HISTORIC PERSPECTIVE: Partners Titus Williams, left, and Matt M. Miller plan a mixed-use development for C-Street’s Missouri Hotel.
‘MoHo’ sale signals change on C-Street
The business owners on historic Commercial Street have seen the 11-acre stretch through a multitude of changes and stages. A decade ago Lyle Foster opened Big Momma’s Coffee and Espresso Bar where 50 percent of the retail space surrounding his business was either vacant or abandoned, and multiple homeless shelters occupied the rest. Five years ago, Gina Cooper opened Sisters in Thyme with the Missouri Hotel in operation nearby, spurring her to welcome payment with food stamps. A year and a half ago, Robin Gilmore opened Ms. Gilmore’s Tea Room and Vintage Suitcase, and soon after the Missouri Hotel was boarded up.
Commercial Street seems to be defined by change, and the recent purchase of the Missouri Hotel and its surrounding property from The Kitchen Inc. is continuing to accelerate it.
New owners Historic Commercial Developments LLC’s first project is in the works on the hotel, 420 E. Commercial St. Business partners Matt M. Miller and Titus Williams plan to renovate the 42,000-square-foot building as well as the additional 60,000 square feet of buildings on the former Kitchen campus for residential and commercial tenants.

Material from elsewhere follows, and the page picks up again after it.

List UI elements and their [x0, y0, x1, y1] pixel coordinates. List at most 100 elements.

Miller declined to disclose the potential tenants and planned investment.
Though Commercial Street hasn’t always had the best rapport among Springfieldians, the business owners say they value its historical charm and see opportunity.
Now, the programs that historically provided care for people in poverty are rethinking their place on the street. The Kitchen Inc. is leasing space in the Missouri Hotel and operating in a limited capacity for about two years until they are prepared to move, and rescue shelter Springfield Victory Mission Inc. officials have said they’d consider selling and moving from C-Street.
Foster of Big Momma’s Coffee said he and other business owners had appreciated the range in people that inhabited the street and saw the promise the area held. He has customers come in frequently that say they haven’t been on the street in years and are surprised by the change.
Gilmore of Ms. Gilmore’s Tea Room echoed Foster’s observations. A woman in the shop recently told her she didn’t want to be caught on Commercial Street, but upon coming to visit Ms. Gilmore’s, ended up walking up and down the street and realized how nice it was.
“I think a lot of people had such a bad image of it and now because it’s changing and people are coming in and seeing the change, they’re coming back,” Gilmore said. “I think we’ll just continue where the buildings are vacant or boarded up – I think those all will open up.”
Though there is still room to grow, much of historic Commercial Street is filled out. Recent business openings include Gabriel Design Co. LLC, Sangha Studio LLC and Glitter and Wit LLC. At Sisters in Thyme, Cooper is watching renovations at 300 E. Commercial St., where Tom and Lori Muetzel are working to reopen Ophelia’s bar and restaurant. Cooper plans to partner with Ophelia’s to provide house-made desserts.
C-Street’s official website labels it “Springfield’s creative edge,” which is evident in a modern home decor business, yoga studio, boutique hotel rooms and thin-crust pizza parlor.
Pizza House and small-batch manufacturer Askinosie Chocolate took a chance on the street before this current buzz.
Foster thinks the transformation coming with the Missouri Hotel is a game changer and it could become an anchor on the street.
Miller said in the renovation of the Missouri Hotel he wants to honor C-Street’s unique history and create its new identity.
“What’s more important to me, and this is really my underlying motivation in doing the project like this, is the fact that I’m a lifelong Springfield resident and I’m not going anywhere,” Miller said. “I want to live my life here; I’m sort of committed to making this a better place to live.”